Not being able to go to the museum in Truro on Thursday morning, so going to Falmouth earlier than intended, has brought my outline schedule forward half a day. Yesterday I realised that if I gave up today's 'afternoon' (revised to morning) in Penzance (there'll be another chance) I'd have the full day I needed to get to the Minack Theatre.

On the early bus to Penzance I messaged tonight's Penzance hosts to see if I could dump my bag long before my check-in time so that I didn't have to haul it round all day. Yes! When I said I was going to the Minack Theatre he told me that she worked in the Global Communications Museum there. The what?

I discovered what, when my bus arrived at Porthcurno. With an hour before my Minack Theatre entrance time I went in. Wow! The things I don't know...

The museum records the laying of undersea cables from the beautiful, small, nearby sandy cove (extras 1 and 2) to Mumbai then everywhere else in the world from the 1870s. 150 years ago!

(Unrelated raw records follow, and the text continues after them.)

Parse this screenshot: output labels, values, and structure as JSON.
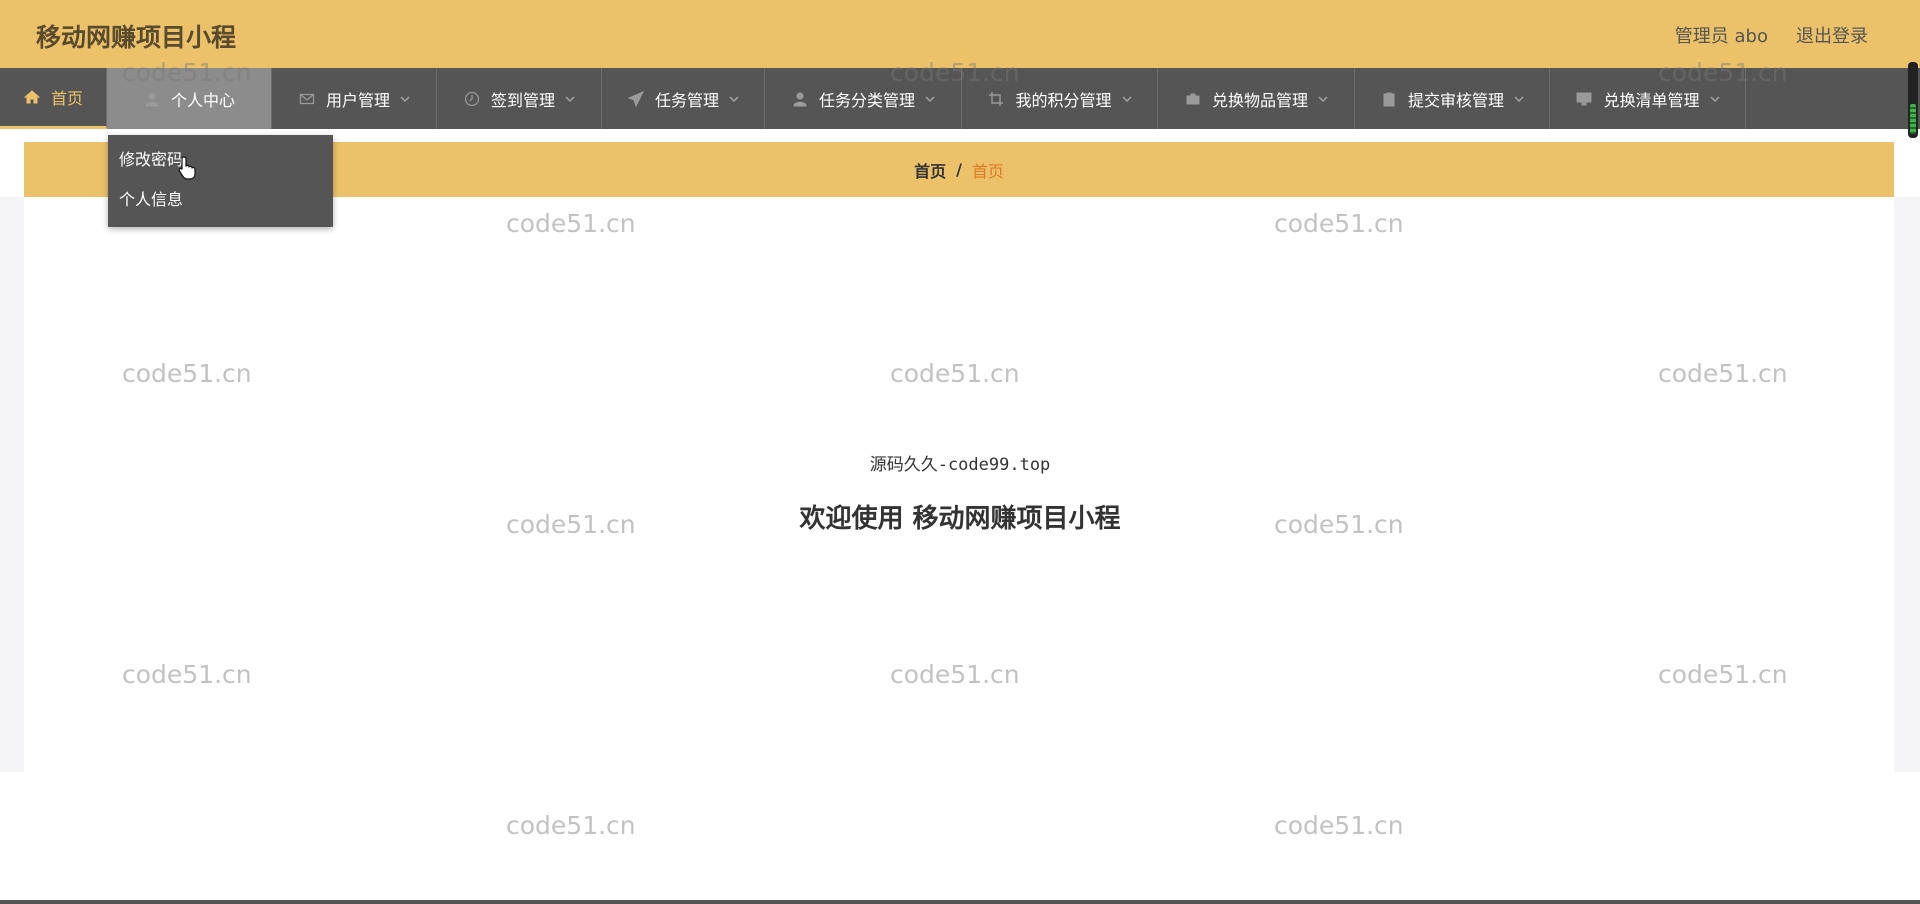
{
  "header": {
    "app_title": "移动网赚项目小程",
    "user_label": "管理员 abo",
    "logout_label": "退出登录"
  },
  "nav": {
    "items": [
      {
        "label": "首页",
        "icon": "home-icon"
      },
      {
        "label": "个人中心",
        "icon": "user-icon"
      },
      {
        "label": "用户管理",
        "icon": "mail-icon"
      },
      {
        "label": "签到管理",
        "icon": "clock-icon"
      },
      {
        "label": "任务管理",
        "icon": "send-icon"
      },
      {
        "label": "任务分类管理",
        "icon": "user-icon"
      },
      {
        "label": "我的积分管理",
        "icon": "crop-icon"
      },
      {
        "label": "兑换物品管理",
        "icon": "briefcase-icon"
      },
      {
        "label": "提交审核管理",
        "icon": "clipboard-icon"
      },
      {
        "label": "兑换清单管理",
        "icon": "monitor-icon"
      }
    ]
  },
  "dropdown": {
    "items": [
      {
        "label": "修改密码"
      },
      {
        "label": "个人信息"
      }
    ]
  },
  "breadcrumb": {
    "home": "首页",
    "separator": "/",
    "current": "首页"
  },
  "main": {
    "subtitle": "源码久久-code99.top",
    "welcome": "欢迎使用 移动网赚项目小程"
  },
  "watermark_text": "code51.cn",
  "colors": {
    "accent": "#ebc26a",
    "nav_bg": "#555555",
    "breadcrumb_current": "#e07a24"
  }
}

How was I so ignorant of communications history that I had no idea that those visionary Victorian scientists, engineers and entrepreneurs were creating and laying thousands of miles of cable on the seabed to facilitate international telegraphy? My too-short time at the museum generated more questions than answers. How did they make those huge heavy cables? Where? How did they transport them to a small rugged valley in Cornwall? How did they join them out at sea?

I am in awe. I shall have to go back.

The Minack theatre generated a different sort of awe. An extraordinary theatre overlooking the sea, hewn into granite by one extremely determined woman, Rowena Cade, and her loyal gardeners and builders. She made costumes for the very early productions, she hacked at rock to turn the cliffs into terraced seating, she hauled sand up from the beach to mix concrete, she drew Celtic designs into the emerging steps, she started again after it was wrecked in the second world war.

I watched a group of mainly children rehearse (extra 3) for a forthcoming production in this stunning site. And being taught how to bow National Theatre style.

I am in awe. I shall have to go back.

Then I returned to the Global Communications Museum to absorb some more awe. I walked through the tunnels built in the second world war so that vital communications could be kept going in case of attack. I climbed the 124 escape steps (extra 4) up into the open air to save the workers in case they were attacked.

My host for this evening offered me a lift back to her house in Penzance but I couldn't resist the lure of the bus ambling down narrow lanes through Cornish daffodil fields on a vast detour via Lands End, where I'd never been. A mistake - it was so rainy, gloomy, windy and wet that I didn't even get out of the bus. But hey, I've been to Lands End! Kind of.

Back in Penzance, I walked to my lodgings for the night. I like this town. I shall have to come back.